"Ours is the first study to evaluate the effectiveness of sugary drink warning labels," touts Grant Donnelly, a lead author of a joint study by the Harvard Business School and Harvard University Behavioral Insights Group. Kudos for their smart approach to testing the effect of images as part of those warning labels (objective measures showed that images indeed brought about the desired reduction in purchases).
But shame on the researchers for ignoring or missing decades of psychological and behavioral-economics research on the best ways of investigating cause and effect. For the study also incorporated a naive direct question asking participants "how seeing a graphic warning label would influence their drink purchases." An abundant literature, from Nisbett and Wilson (1977) to my own recent article, shows that it would be foolish to trust in such subjective interpretations of the factors behind each person's decision-making process. After acquiring such good, objective information, why would Donnelly et al. water it down with subjective findings that are sure to introduce bias?

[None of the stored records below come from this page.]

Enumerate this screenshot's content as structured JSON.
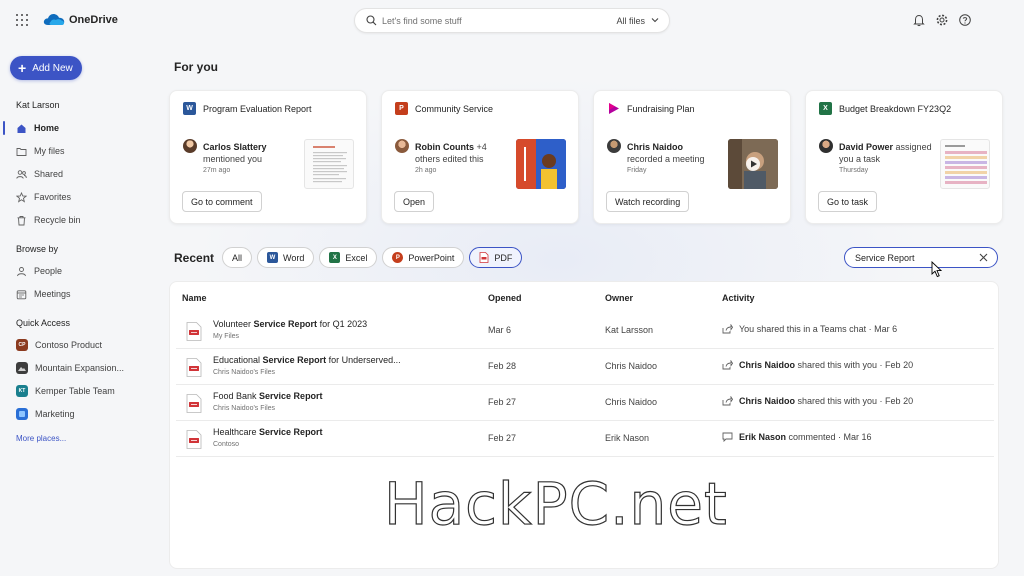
{
  "app": {
    "brand": "OneDrive",
    "search_placeholder": "Let's find some stuff",
    "search_scope": "All files"
  },
  "sidebar": {
    "add_new": "Add New",
    "user": "Kat Larson",
    "nav": [
      {
        "label": "Home",
        "icon": "home-icon",
        "active": true
      },
      {
        "label": "My files",
        "icon": "folder-icon"
      },
      {
        "label": "Shared",
        "icon": "people-icon"
      },
      {
        "label": "Favorites",
        "icon": "star-icon"
      },
      {
        "label": "Recycle bin",
        "icon": "trash-icon"
      }
    ],
    "browse_by_heading": "Browse by",
    "browse": [
      {
        "label": "People",
        "icon": "person-icon"
      },
      {
        "label": "Meetings",
        "icon": "calendar-icon"
      }
    ],
    "quick_access_heading": "Quick Access",
    "quick_access": [
      {
        "label": "Contoso Product",
        "badge": "CP",
        "color": "#8b3a1f"
      },
      {
        "label": "Mountain Expansion...",
        "badge": "",
        "color": "#3d3d3d"
      },
      {
        "label": "Kemper Table Team",
        "badge": "KT",
        "color": "#1a7f8e"
      },
      {
        "label": "Marketing",
        "badge": "",
        "color": "#2a6fd6"
      }
    ],
    "more_places": "More places..."
  },
  "for_you": {
    "heading": "For you",
    "cards": [
      {
        "title": "Program Evaluation Report",
        "app": "W",
        "app_color": "#2b579a",
        "person": "Carlos Slattery",
        "action": "mentioned you",
        "time": "27m ago",
        "button": "Go to comment"
      },
      {
        "title": "Community Service",
        "app": "P",
        "app_color": "#c43e1c",
        "person": "Robin Counts",
        "extra": "+4",
        "action": "others edited this",
        "time": "2h ago",
        "button": "Open"
      },
      {
        "title": "Fundraising Plan",
        "app": "",
        "app_color": "#b4009e",
        "person": "Chris Naidoo",
        "action": "recorded a meeting",
        "time": "Friday",
        "button": "Watch recording"
      },
      {
        "title": "Budget Breakdown FY23Q2",
        "app": "X",
        "app_color": "#217346",
        "person": "David Power",
        "action_inline": "assigned",
        "action": "you a task",
        "time": "Thursday",
        "button": "Go to task"
      }
    ]
  },
  "recent": {
    "heading": "Recent",
    "filters": [
      {
        "label": "All",
        "icon": ""
      },
      {
        "label": "Word",
        "icon": "W",
        "color": "#2b579a"
      },
      {
        "label": "Excel",
        "icon": "X",
        "color": "#217346"
      },
      {
        "label": "PowerPoint",
        "icon": "P",
        "color": "#c43e1c"
      },
      {
        "label": "PDF",
        "icon": "pdf",
        "color": "#d13438",
        "selected": true
      }
    ],
    "filter_value": "Service Report",
    "columns": {
      "name": "Name",
      "opened": "Opened",
      "owner": "Owner",
      "activity": "Activity"
    },
    "rows": [
      {
        "name_pre": "Volunteer ",
        "name_match": "Service Report",
        "name_post": " for Q1 2023",
        "location": "My Files",
        "opened": "Mar 6",
        "owner": "Kat Larsson",
        "act_icon": "share",
        "act_who": "",
        "act_text": "You shared this in a Teams chat · Mar 6"
      },
      {
        "name_pre": "Educational ",
        "name_match": "Service Report",
        "name_post": " for Underserved...",
        "location": "Chris Naidoo's Files",
        "opened": "Feb 28",
        "owner": "Chris Naidoo",
        "act_icon": "share",
        "act_who": "Chris Naidoo",
        "act_text": " shared this with you · Feb 20"
      },
      {
        "name_pre": "Food Bank ",
        "name_match": "Service Report",
        "name_post": "",
        "location": "Chris Naidoo's Files",
        "opened": "Feb 27",
        "owner": "Chris Naidoo",
        "act_icon": "share",
        "act_who": "Chris Naidoo",
        "act_text": " shared this with you · Feb 20"
      },
      {
        "name_pre": "Healthcare ",
        "name_match": "Service Report",
        "name_post": "",
        "location": "Contoso",
        "opened": "Feb 27",
        "owner": "Erik Nason",
        "act_icon": "comment",
        "act_who": "Erik Nason",
        "act_text": " commented · Mar 16"
      }
    ]
  },
  "watermark": "HackPC.net",
  "colors": {
    "accent": "#3c54c5",
    "pdf": "#d13438"
  }
}
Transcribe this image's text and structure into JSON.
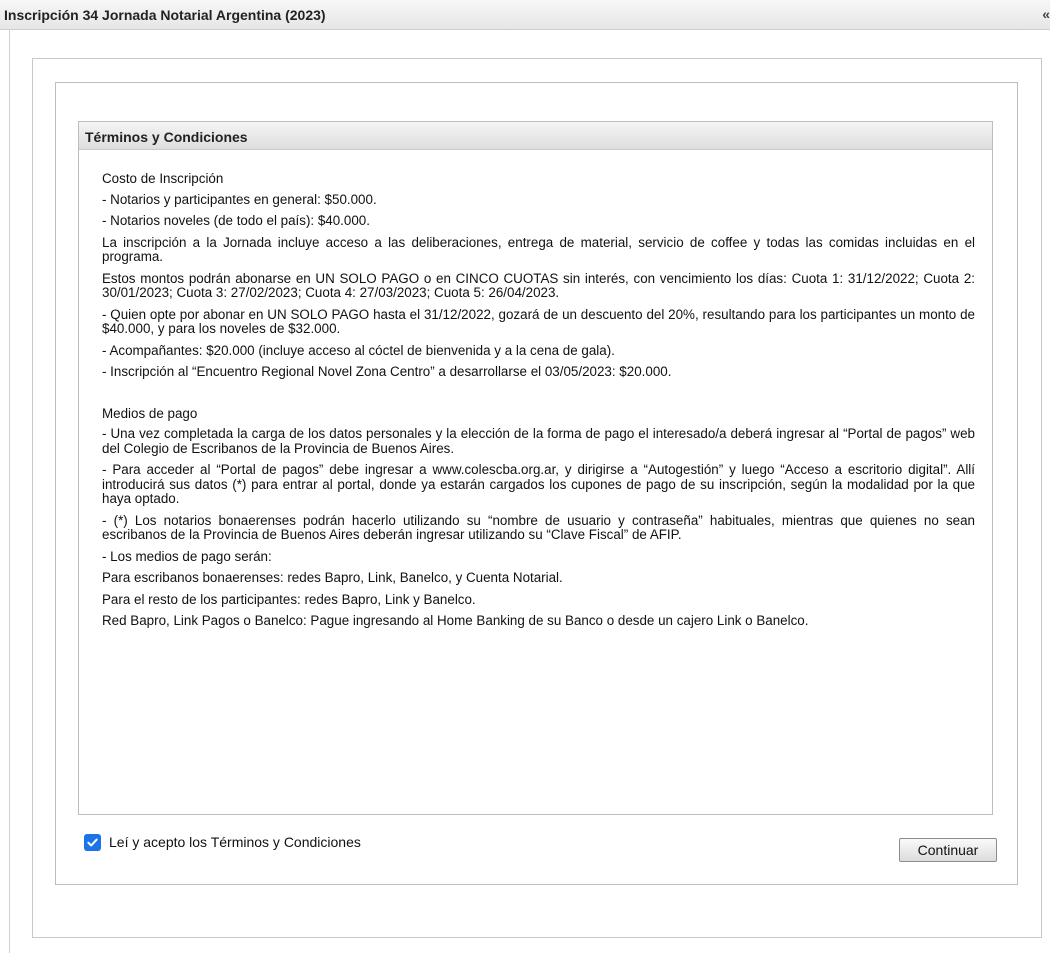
{
  "header": {
    "title": "Inscripción 34 Jornada Notarial Argentina (2023)",
    "collapse_icon": "«"
  },
  "terms": {
    "heading": "Términos y Condiciones",
    "paragraphs": [
      "Costo de Inscripción",
      "- Notarios y participantes en general: $50.000.",
      "- Notarios noveles (de todo el país): $40.000.",
      "La inscripción a la Jornada incluye acceso a las deliberaciones, entrega de material, servicio de coffee y todas las comidas incluidas en el programa.",
      "Estos montos podrán abonarse en UN SOLO PAGO o en CINCO CUOTAS sin interés, con vencimiento los días: Cuota 1: 31/12/2022; Cuota 2: 30/01/2023; Cuota 3: 27/02/2023; Cuota 4: 27/03/2023; Cuota 5: 26/04/2023.",
      "- Quien opte por abonar en UN SOLO PAGO hasta el 31/12/2022, gozará de un descuento del 20%, resultando para los participantes un monto de $40.000, y para los noveles de $32.000.",
      "- Acompañantes: $20.000 (incluye acceso al cóctel de bienvenida y a la cena de gala).",
      "- Inscripción al “Encuentro Regional Novel Zona Centro” a desarrollarse el 03/05/2023: $20.000.",
      "Medios de pago",
      "- Una vez completada la carga de los datos personales y la elección de la forma de pago el interesado/a deberá ingresar al “Portal de pagos” web del Colegio de Escribanos de la Provincia de Buenos Aires.",
      "- Para acceder al “Portal de pagos” debe ingresar a www.colescba.org.ar, y dirigirse a “Autogestión” y luego “Acceso a escritorio digital”. Allí introducirá sus datos (*) para entrar al portal, donde ya estarán cargados los cupones de pago de su inscripción, según la modalidad por la que haya optado.",
      "- (*) Los notarios bonaerenses podrán hacerlo utilizando su “nombre de usuario y contraseña” habituales, mientras que quienes no sean escribanos de la Provincia de Buenos Aires deberán ingresar utilizando su “Clave Fiscal” de AFIP.",
      "- Los medios de pago serán:",
      "Para escribanos bonaerenses: redes Bapro, Link, Banelco, y Cuenta Notarial.",
      "Para el resto de los participantes: redes Bapro, Link y Banelco.",
      "Red Bapro, Link Pagos o Banelco: Pague ingresando al Home Banking de su Banco o desde un cajero Link o Banelco."
    ]
  },
  "accept": {
    "checked": true,
    "label": "Leí y acepto los Términos y Condiciones",
    "checkbox_color": "#1a73e8"
  },
  "actions": {
    "continue_label": "Continuar"
  }
}
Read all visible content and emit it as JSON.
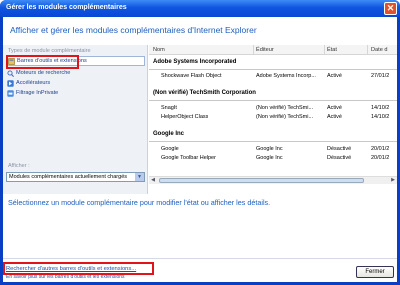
{
  "window": {
    "title": "Gérer les modules complémentaires",
    "close_glyph": "✕"
  },
  "header": {
    "title": "Afficher et gérer les modules complémentaires d'Internet Explorer"
  },
  "left": {
    "types_label": "Types de module complémentaire",
    "items": [
      {
        "label": "Barres d'outils et extensions",
        "icon": "toolbar-icon"
      },
      {
        "label": "Moteurs de recherche",
        "icon": "search-icon"
      },
      {
        "label": "Accélérateurs",
        "icon": "accelerator-icon"
      },
      {
        "label": "Filtrage InPrivate",
        "icon": "inprivate-icon"
      }
    ],
    "show_label": "Afficher :",
    "show_value": "Modules complémentaires actuellement chargés"
  },
  "table": {
    "columns": [
      "Nom",
      "Éditeur",
      "État",
      "Date d"
    ],
    "groups": [
      {
        "name": "Adobe Systems Incorporated",
        "rows": [
          {
            "name": "Shockwave Flash Object",
            "publisher": "Adobe Systems Incorp...",
            "status": "Activé",
            "date": "27/01/2"
          }
        ]
      },
      {
        "name": "(Non vérifié) TechSmith Corporation",
        "rows": [
          {
            "name": "SnagIt",
            "publisher": "(Non vérifié) TechSmi...",
            "status": "Activé",
            "date": "14/10/2"
          },
          {
            "name": "HelperObject Class",
            "publisher": "(Non vérifié) TechSmi...",
            "status": "Activé",
            "date": "14/10/2"
          }
        ]
      },
      {
        "name": "Google Inc",
        "rows": [
          {
            "name": "Google",
            "publisher": "Google Inc",
            "status": "Désactivé",
            "date": "20/01/2"
          },
          {
            "name": "Google Toolbar Helper",
            "publisher": "Google Inc",
            "status": "Désactivé",
            "date": "20/01/2"
          }
        ]
      }
    ]
  },
  "hint": "Sélectionnez un module complémentaire pour modifier l'état ou afficher les détails.",
  "footer": {
    "link": "Rechercher d'autres barres d'outils et extensions...",
    "sublink": "En savoir plus sur les barres d'outils et les extensions",
    "close_label": "Fermer"
  },
  "colors": {
    "accent": "#1f5fbf",
    "highlight": "#e0151a",
    "titlebar": "#0a47d4"
  }
}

UPDATE: the original study materials made available by the authors at Open Science Framework tell a different story than the summary in the Harvard Gazette quoted above. The survey did not ask respondents "how seeing a graphic warning label would influence their drink purchases." Instead, the survey asked for reactions to the images and then separately asked about intention to buy a soft drink. Evaluated in this way, each topic was much more amenable to unbiased reporting by a participant than that person's causal assessment would be. The responses would then be linked "in the back end" by the researchers to investigate any causal connection. A good design after all.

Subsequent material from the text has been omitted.